A seleção comandada por Renard derrotou, nesse jogo decisivo, a Costa do Marfim, repleta de craques como Didier Drogba ou Yaya Touré. Foi esta mesma seleção que foi treinar em 2015 – após uma passagem sem história pelo Sochaux – e o levou a entrar na história do futebol. Mesmo sem o antigo avançado do Marselha e do Chelsea, o melhor jogador costa-marfinense de sempre, a Costa do Marfim venceu a CAN nesse ano. E o francês passou primeiro selecionador de sempre a ganhar o principal torneio de seleções do continente africano duas vezes por duas seleções distintas.
Durante este percuso vitorioso, já surgia no banco de suplentes com a sua imagem de marca: calças (preferencialmente de ganga) e uma camisa branca. A alcunha “mago branco” junta os seus feitos futebolísticos com a sua indumentária sempre impecável.
Marrocos – outra história feliz – antes da Arábia Saudita
Tentou novamente a sorte à frente de um clube, desta vez o Lille, mas o futebol parece dizer a Renard que o seu destino são mesmo as equipas nacionais. Assim, em 2016, assumiu a liderança de Marrocos, com quem foi, pela primeira vez, a um Mundial dois anos depois. Mais uma vez, uma conquista história. No Mundial da Rússia (2018), cumpriam-se 20 anos desde a última vez que esta seleção tinha disputado uma fase final da prova.

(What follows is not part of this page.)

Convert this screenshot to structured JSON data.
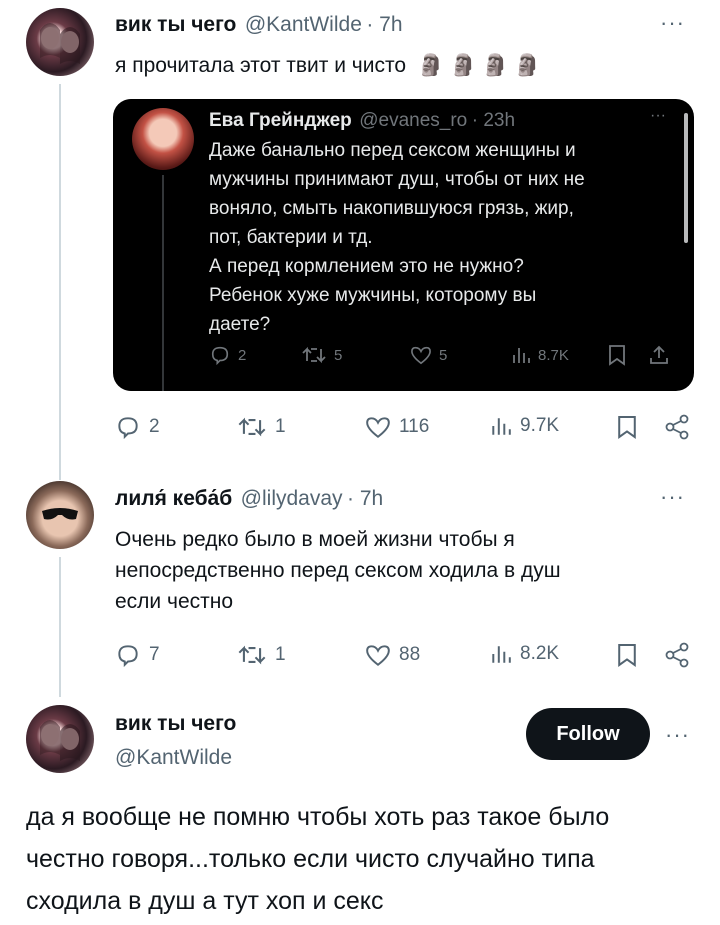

Acabou por sair devido aos maus resultados na CAN de 2019 e surgiu o desafio atual. “O dinheiro não é pouco importante, mas também não é o motivo principal da escolha. Precisava de uma mudança, um desafio desportivo e, sobretudo, voltar a viver um Mundial”, disse, citado pelo El País, ao justificar a escolha pelos petrodólares da Arábia Saudita. Seja qual for o percurso nesta competição, já está pelo menos igualado o registo do treinador anterior, Juan Antonio Pizzi, no Mundial de 2018: uma vitória na fase de grupos.
As semelhanças com Jaime Lannister e a voz que passa a mensagem
Trabalho novo, “casa” antiga. Segundo o El País, vive em Dakar, no Senegal, por uma questão emocional. “Não podia viver em nenhum outro sítio que não fosse África”. Além disso, a cidade tem uma ponte aérea com a Arábia Saudita, cuja liga acolhe todos os jogadores que compõem a sua seleção. Foi também no Senegal que se apaixonou por Viviane, viúva de Bruno Metsu, treinador francês que venceu a CAN à frente deste país em 2002.
Alto e loiro, parece uma estrela de Hollywood – há quem o considere parecido a Nikolaj Coster-Waldau, o ator que interpretou Jaime Lannister na série “Guerra dos Tronos”. Não descura a forma física e costuma participar nas sessões de treino no ginásio com os seus jogadores. Fala três línguas: francês, inglês e espanhol. E, segundo o El País, acredita que parte do seu sucesso passa pela capacidade de motivar os jogadores que comanda: “Tenho uma voz que passa mensagem. Olho as pessoas nos olhos e falo claro”. Aparentemente, não está errado – e a vitória frente à Argentina prova-o.